Phase portrait of the the system after convolving the system function, \(f\), with the noise distribution pdf.

Another way of analyzing the effect of noise is via the Taylor series expansion of the \[f(\cdot)\]. With noise, \(\dot{x}=f(x+u)\), and

\[f(x+u)=f(x)+f'(x)u+\frac{1}{2}f''(x)u^{2}+\frac{1}{3!}f^{(3)}(x)u^3+...\]

Taking the expected value,

\[E[f(x+u)]=f(x)+f'(x)E[u]+\frac{1}{2}f''(x)E[u^{2}]+\frac{1}{3!}f^{(3)}(x)E[u^3]+...\]

Since we're assuming \(u\) is symmetric about 0, the expected value of the odd powers of \(u\) are also 0,  so

\[E[f(x+u)]=f(x)+\frac{1}{2}f''(x)E[u^{2}]+\frac{1}{4!}f^{(4)}(x)E[u^4]+...\].

Before moving forward, we can see here why the phase portrait changes with noise. When noise entering the nonlinearity, \(\dot{x}\) is no longer just \(f(\cdot)\), but \(f(\cdot)\) summed with its derivatives weighted by the higher order moments of \(u\). In our example case,

\[f(x)=e^{-x}-1\]

\[f'(x)=-e^{-x}\]
\[f''(x)=e^{-x}\]

\[f^{(3)}(x)=-e^{-x}\]

\[f^{(4)}(x)=e^{-x}\]

\[\vdots\]

Notice a pattern? All of the odd ordered derivatives are the same, and all of the even ordered derivatives are the same! So for our example,

\[E[f(x+u)]=e^{-x}-1+\frac{1}{2}e^{-x}E[u^{2}]+\frac{1}{4!}e^{-x}E[u^4]+...\]

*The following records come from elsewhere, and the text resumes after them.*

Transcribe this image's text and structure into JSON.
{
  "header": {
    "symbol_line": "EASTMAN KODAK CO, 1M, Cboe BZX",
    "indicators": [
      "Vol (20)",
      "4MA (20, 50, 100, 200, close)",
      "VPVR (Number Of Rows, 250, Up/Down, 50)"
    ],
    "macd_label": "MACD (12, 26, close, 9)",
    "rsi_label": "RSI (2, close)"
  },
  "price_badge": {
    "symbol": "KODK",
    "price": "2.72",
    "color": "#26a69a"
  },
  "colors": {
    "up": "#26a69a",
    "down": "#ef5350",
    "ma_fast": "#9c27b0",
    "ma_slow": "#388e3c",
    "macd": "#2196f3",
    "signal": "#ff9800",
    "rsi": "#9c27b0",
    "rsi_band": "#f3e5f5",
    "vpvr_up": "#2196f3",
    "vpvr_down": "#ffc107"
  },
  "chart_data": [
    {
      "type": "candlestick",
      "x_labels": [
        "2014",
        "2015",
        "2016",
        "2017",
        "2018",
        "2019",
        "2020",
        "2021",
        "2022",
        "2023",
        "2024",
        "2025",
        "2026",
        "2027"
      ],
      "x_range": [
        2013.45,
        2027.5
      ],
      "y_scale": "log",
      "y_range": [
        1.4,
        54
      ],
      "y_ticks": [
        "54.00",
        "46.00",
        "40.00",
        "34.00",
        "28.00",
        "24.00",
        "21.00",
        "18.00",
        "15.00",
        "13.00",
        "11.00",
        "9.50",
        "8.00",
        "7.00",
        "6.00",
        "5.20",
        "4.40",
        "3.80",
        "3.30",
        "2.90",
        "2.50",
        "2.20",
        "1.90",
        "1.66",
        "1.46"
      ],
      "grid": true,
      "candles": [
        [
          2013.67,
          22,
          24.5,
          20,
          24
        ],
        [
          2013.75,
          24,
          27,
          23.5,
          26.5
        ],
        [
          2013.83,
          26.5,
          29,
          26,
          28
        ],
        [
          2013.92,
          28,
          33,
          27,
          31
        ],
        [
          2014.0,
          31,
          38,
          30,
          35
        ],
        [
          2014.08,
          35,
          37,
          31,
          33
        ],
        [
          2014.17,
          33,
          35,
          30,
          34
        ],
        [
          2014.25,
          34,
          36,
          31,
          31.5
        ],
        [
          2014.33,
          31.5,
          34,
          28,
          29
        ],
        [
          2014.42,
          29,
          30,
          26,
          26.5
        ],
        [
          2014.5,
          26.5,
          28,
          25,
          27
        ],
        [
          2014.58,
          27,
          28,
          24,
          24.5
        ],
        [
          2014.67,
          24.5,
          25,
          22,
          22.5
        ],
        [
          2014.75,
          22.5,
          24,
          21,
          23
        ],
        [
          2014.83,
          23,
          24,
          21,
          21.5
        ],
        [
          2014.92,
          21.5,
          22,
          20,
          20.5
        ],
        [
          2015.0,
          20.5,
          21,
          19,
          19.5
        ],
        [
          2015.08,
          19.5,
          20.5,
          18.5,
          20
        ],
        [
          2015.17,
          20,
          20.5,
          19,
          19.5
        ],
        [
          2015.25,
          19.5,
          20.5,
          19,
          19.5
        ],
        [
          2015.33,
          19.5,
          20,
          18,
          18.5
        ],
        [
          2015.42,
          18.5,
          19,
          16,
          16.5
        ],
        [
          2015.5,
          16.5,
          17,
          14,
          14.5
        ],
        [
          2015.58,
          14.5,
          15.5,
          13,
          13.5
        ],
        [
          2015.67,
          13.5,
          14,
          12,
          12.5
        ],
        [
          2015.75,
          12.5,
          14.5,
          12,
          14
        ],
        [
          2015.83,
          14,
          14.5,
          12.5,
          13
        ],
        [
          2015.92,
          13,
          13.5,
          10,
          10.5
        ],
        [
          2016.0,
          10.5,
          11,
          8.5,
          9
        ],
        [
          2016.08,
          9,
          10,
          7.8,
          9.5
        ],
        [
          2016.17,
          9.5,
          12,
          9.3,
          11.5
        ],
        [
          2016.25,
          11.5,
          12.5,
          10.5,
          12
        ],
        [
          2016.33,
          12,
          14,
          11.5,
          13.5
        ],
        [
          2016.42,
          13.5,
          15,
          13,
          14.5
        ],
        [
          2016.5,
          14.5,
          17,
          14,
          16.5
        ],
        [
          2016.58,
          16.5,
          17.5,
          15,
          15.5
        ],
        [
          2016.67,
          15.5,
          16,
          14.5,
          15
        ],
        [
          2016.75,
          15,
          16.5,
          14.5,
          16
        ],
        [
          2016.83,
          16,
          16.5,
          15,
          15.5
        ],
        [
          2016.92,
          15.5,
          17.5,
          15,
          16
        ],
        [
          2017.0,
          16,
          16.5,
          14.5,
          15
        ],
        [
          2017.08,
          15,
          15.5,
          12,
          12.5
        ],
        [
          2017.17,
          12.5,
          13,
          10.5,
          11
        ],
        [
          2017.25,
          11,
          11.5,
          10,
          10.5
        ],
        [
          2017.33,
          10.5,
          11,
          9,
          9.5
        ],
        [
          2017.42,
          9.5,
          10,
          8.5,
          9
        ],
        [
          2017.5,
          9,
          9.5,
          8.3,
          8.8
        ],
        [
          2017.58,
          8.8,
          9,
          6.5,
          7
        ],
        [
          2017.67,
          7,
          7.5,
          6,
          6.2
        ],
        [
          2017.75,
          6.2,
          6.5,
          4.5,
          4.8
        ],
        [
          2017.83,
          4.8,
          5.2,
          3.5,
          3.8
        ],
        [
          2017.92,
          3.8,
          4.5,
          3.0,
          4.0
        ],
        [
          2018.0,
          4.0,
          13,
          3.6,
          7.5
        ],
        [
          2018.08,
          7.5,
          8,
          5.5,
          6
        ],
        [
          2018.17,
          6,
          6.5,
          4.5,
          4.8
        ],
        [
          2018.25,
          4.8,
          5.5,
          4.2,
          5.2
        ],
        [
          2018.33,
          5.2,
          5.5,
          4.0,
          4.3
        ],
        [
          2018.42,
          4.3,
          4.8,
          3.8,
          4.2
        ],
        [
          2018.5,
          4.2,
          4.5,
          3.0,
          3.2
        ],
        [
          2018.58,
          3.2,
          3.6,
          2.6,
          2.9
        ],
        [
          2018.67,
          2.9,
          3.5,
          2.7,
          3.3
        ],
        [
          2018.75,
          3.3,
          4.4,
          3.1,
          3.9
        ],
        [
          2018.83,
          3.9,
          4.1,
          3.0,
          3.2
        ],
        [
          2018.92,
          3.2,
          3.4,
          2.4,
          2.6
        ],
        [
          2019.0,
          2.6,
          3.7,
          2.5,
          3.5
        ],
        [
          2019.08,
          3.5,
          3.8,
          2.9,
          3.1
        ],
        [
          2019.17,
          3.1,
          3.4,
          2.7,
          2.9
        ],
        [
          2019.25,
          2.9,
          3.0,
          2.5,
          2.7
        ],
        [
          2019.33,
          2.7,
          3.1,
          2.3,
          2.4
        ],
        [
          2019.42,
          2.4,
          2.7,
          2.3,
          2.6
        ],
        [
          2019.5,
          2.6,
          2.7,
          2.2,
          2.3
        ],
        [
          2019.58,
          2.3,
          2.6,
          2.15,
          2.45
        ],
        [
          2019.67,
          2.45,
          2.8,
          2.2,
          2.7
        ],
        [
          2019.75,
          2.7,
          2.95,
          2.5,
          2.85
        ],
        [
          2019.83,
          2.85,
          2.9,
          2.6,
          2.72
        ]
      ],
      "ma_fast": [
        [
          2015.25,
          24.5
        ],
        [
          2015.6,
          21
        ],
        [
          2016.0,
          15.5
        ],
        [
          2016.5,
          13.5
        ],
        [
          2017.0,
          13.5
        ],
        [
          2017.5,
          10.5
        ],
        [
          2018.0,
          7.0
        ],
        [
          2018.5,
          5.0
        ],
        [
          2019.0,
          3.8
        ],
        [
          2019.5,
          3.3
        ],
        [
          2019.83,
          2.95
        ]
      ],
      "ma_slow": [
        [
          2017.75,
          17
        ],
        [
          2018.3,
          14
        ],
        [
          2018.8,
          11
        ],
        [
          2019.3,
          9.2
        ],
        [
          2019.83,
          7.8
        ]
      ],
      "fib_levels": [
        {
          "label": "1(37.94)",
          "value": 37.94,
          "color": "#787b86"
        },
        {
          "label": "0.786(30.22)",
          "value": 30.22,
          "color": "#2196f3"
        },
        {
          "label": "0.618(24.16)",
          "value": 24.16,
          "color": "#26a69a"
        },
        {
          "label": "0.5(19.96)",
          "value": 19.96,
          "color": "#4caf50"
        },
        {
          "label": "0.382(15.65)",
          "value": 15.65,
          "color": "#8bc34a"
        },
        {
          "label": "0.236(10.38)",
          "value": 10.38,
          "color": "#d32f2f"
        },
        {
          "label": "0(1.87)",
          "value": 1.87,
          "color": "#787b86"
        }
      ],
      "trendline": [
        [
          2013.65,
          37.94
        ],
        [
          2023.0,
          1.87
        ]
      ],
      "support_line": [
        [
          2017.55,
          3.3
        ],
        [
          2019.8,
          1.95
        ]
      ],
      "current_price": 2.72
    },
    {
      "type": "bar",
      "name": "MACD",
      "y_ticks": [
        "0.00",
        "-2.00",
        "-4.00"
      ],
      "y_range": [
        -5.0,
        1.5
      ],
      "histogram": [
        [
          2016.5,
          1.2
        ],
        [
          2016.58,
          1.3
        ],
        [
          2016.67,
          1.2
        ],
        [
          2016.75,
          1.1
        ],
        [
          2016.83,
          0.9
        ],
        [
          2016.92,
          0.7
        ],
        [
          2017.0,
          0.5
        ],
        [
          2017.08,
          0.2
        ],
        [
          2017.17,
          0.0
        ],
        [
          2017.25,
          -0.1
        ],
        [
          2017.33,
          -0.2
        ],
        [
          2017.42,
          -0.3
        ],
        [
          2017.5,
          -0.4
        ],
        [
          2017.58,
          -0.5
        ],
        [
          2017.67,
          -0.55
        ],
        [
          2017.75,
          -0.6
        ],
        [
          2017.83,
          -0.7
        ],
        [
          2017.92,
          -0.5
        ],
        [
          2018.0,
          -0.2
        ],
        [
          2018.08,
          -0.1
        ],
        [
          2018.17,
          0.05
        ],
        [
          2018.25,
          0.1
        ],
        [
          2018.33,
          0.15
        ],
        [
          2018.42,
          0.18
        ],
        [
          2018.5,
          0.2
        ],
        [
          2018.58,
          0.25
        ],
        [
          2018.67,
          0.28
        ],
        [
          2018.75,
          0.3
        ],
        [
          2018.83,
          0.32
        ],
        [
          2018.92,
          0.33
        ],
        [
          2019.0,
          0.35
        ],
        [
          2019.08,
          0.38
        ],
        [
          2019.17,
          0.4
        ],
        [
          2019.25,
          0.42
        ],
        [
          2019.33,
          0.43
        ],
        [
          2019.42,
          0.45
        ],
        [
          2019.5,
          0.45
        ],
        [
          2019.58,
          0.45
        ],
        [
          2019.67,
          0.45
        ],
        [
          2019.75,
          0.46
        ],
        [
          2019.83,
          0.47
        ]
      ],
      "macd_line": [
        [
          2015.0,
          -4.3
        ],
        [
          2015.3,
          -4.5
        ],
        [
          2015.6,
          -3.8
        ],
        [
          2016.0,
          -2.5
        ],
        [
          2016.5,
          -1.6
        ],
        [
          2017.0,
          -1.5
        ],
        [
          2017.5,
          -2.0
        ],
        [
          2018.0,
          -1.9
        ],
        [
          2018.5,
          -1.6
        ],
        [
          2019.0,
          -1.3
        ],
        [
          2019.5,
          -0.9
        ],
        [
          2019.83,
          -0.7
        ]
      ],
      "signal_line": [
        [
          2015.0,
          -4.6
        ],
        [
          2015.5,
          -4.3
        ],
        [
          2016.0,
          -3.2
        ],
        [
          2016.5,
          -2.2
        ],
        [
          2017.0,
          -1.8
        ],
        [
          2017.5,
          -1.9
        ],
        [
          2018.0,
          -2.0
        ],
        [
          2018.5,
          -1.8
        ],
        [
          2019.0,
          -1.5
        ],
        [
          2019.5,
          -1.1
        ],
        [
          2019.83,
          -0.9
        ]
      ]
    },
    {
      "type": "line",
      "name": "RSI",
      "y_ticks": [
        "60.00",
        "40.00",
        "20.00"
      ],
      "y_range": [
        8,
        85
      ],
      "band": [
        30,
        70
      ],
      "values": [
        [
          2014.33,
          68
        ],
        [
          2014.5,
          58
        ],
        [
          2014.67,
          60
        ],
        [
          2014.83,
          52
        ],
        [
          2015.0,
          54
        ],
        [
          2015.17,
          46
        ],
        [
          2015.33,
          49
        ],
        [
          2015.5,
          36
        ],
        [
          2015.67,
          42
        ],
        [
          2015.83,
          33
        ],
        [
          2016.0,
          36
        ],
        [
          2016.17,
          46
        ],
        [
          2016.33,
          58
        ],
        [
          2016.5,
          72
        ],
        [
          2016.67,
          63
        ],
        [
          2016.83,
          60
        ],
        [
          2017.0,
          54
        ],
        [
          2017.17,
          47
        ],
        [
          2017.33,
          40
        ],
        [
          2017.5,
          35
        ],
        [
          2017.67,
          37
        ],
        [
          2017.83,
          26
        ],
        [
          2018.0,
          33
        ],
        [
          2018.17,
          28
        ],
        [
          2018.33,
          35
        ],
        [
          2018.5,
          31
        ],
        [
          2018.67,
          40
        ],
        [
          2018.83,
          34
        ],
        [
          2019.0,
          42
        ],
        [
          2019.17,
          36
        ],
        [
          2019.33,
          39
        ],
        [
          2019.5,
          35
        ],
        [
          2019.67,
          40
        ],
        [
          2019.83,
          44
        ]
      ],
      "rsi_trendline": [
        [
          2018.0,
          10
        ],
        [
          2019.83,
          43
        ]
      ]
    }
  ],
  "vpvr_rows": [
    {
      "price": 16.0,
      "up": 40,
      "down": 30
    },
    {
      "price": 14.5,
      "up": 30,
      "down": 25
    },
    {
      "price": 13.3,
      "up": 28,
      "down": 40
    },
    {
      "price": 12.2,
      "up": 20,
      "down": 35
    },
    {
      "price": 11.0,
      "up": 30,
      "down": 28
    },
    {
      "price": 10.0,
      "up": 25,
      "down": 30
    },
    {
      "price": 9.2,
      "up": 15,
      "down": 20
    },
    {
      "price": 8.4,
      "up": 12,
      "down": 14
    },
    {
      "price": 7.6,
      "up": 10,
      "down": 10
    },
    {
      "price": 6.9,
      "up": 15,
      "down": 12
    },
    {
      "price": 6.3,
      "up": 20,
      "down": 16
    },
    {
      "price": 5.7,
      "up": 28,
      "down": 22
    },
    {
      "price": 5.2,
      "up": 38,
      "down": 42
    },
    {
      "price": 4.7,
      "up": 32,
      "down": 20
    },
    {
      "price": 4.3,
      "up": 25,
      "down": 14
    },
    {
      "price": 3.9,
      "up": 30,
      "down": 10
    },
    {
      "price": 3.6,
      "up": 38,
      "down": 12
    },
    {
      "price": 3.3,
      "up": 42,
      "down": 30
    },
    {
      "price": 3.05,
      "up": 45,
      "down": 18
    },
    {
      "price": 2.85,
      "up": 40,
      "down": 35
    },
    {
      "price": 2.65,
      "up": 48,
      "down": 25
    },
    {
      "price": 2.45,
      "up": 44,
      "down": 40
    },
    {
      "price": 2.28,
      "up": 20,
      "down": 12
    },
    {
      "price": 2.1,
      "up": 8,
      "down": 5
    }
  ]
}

\[E[f(x+u)]=e^{-x}-1+e^{-x}\left(\frac{\sigma^{2}}{2}+\frac{3\sigma^{4}}{4!}+...\right)\]

This is neat! We can analytically see that noise changes the phase portrait.


What's different between the two noise cases?
Both noise cases change the dynamics of the system, but the system is more sensitive to noise input to the nonlinearity.

Keep in mind that in reality we can really see both kinds of noise:.

Block diagram of system with noise added to both 

If you can control its distribution, noise can even become another knob to tune your system!